Company has no responsibility for the legality of Customer's SDK implementation or data collection choices.

5. Subprocessors

5.1 Customer authorizes Company to engage subprocessors to assist in providing the Services.

5.2 Company will ensure subprocessors are subject to written obligations no less protective than this DPA.

5.3 Company will remain responsible for its subprocessors' performance.

5.4 Company will make available a current list of subprocessors, which is available upon request, and will provide reasonable notice of material changes, where practicable.

6. Security Measures

Company will implement and maintain reasonable administrative, technical, and organizational safeguards designed to protect Personal Data, including:

  • access controls
  • encryption in transit
  • encryption at rest
  • network security monitoring
  • logging and audit controls
  • employee confidentiality obligations

Company will ensure that personnel authorized to process Personal Data are subject to appropriate confidentiality obligations.

7. Data Subject Request

To the extent legally required, Company will:

  • Provide commercially reasonable assistance to Customer in responding to data subject requests (access, deletion, correction)
  • not respond directly unless legally required or instructed by Customer

Customer is responsible for primary handling of such requests.

8. Data Retention and Deletion

8.1 Company will, at Customer's direction, delete or return Personal Data within 30 days following termination, including any applicable data access or retrieval period provided under the Agreement.

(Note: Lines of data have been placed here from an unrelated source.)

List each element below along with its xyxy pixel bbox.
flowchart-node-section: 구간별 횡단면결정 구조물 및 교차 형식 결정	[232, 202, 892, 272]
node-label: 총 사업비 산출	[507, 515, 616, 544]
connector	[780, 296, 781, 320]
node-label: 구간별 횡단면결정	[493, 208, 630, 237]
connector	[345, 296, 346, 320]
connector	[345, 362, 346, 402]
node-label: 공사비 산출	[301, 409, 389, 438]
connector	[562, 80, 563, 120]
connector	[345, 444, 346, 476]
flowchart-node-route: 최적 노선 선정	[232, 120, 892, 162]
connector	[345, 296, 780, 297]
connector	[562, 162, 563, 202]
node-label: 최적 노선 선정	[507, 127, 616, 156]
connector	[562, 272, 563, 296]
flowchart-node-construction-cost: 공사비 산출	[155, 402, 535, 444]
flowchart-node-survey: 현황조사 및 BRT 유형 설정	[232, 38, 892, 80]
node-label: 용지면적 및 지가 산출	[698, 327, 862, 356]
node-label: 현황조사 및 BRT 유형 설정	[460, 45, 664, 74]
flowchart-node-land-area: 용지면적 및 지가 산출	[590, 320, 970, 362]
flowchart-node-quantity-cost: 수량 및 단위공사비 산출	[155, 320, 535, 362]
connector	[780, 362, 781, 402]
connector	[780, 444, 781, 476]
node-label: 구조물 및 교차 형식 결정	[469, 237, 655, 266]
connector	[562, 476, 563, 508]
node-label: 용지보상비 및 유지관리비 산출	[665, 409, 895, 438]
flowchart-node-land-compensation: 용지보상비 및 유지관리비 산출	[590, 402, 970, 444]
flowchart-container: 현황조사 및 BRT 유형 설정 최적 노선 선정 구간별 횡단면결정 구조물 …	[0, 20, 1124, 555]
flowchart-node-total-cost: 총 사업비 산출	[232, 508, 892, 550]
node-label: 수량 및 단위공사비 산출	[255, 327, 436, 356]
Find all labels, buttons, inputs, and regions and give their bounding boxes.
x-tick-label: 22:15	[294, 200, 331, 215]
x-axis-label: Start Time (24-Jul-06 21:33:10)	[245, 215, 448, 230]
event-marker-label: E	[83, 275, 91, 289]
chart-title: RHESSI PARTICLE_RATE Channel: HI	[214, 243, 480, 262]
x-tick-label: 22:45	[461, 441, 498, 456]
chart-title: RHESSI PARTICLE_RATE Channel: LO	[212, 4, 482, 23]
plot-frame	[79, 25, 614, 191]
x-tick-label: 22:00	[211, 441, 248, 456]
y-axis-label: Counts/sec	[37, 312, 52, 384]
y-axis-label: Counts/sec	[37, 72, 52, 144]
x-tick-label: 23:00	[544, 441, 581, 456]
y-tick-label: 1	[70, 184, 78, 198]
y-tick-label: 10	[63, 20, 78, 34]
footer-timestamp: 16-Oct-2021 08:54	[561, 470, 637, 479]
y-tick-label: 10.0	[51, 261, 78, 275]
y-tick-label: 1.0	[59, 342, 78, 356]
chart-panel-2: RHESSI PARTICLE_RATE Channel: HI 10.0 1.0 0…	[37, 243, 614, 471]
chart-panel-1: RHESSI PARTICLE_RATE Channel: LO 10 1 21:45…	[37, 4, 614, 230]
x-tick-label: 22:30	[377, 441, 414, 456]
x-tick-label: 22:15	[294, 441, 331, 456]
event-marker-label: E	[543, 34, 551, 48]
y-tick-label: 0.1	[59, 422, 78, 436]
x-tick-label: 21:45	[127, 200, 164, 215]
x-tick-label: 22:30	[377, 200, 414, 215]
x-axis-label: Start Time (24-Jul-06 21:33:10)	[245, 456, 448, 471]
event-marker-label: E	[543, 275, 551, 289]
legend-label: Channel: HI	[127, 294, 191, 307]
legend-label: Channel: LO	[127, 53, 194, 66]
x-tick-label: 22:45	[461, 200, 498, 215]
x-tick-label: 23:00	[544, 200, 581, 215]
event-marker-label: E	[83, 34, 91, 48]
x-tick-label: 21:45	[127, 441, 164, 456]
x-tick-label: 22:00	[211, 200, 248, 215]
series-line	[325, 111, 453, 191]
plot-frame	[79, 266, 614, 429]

8.2 Company may retain limited data:

  • for legal compliance
  • for dispute resolution
  • in anonymized or aggregated form

9. International Transfers

Company may transfer Personal Data to jurisdictions outside the Customer's location. Where required by applicable law, Company will implement appropriate safeguards to ensure such transfers are made in accordance with applicable legal requirements.

10. Data Use Restrictions

Company will not:

  • sell Personal Data;
  • share Personal Data for cross-context behavioral advertising; or
  • use Personal Data from one Customer to target or build profiles about another Customer's end users.

Company will use Personal Data solely as a processor/service provider to Customer and not for its own independent commercial purposes, except as expressly permitted under this DPA.

11. Incident Notifications

Company will notify Customer within seventy-two (72) hours after becoming aware of a confirmed or reasonably suspected unauthorized access to or disclosure of Personal Data ("Security Incident"), and will provide reasonable information to assist Customer in meeting its legal obligations.

12. Audit Rights

Company will provide reasonable information necessary to demonstrate compliance with this DPA upon written request.

Customer agrees not to exercise audit rights more than once per year unless required by law or a material security incident occurs. Any audit will be conducted in a manner that minimizes disruption to Company's business operations and protects the confidentiality of other customers.

13. Liability

Liability under this DPA is subject to the limitation of liability provisions in the Agreement.

14. Conflict

If there is a conflict between this DPA and the Agreement, this DPA will control with respect to data processing obligations.

15. Changes

Company may update this DPA from time to time to reflect changes in law or business practices, provided such updates do not materially reduce protections.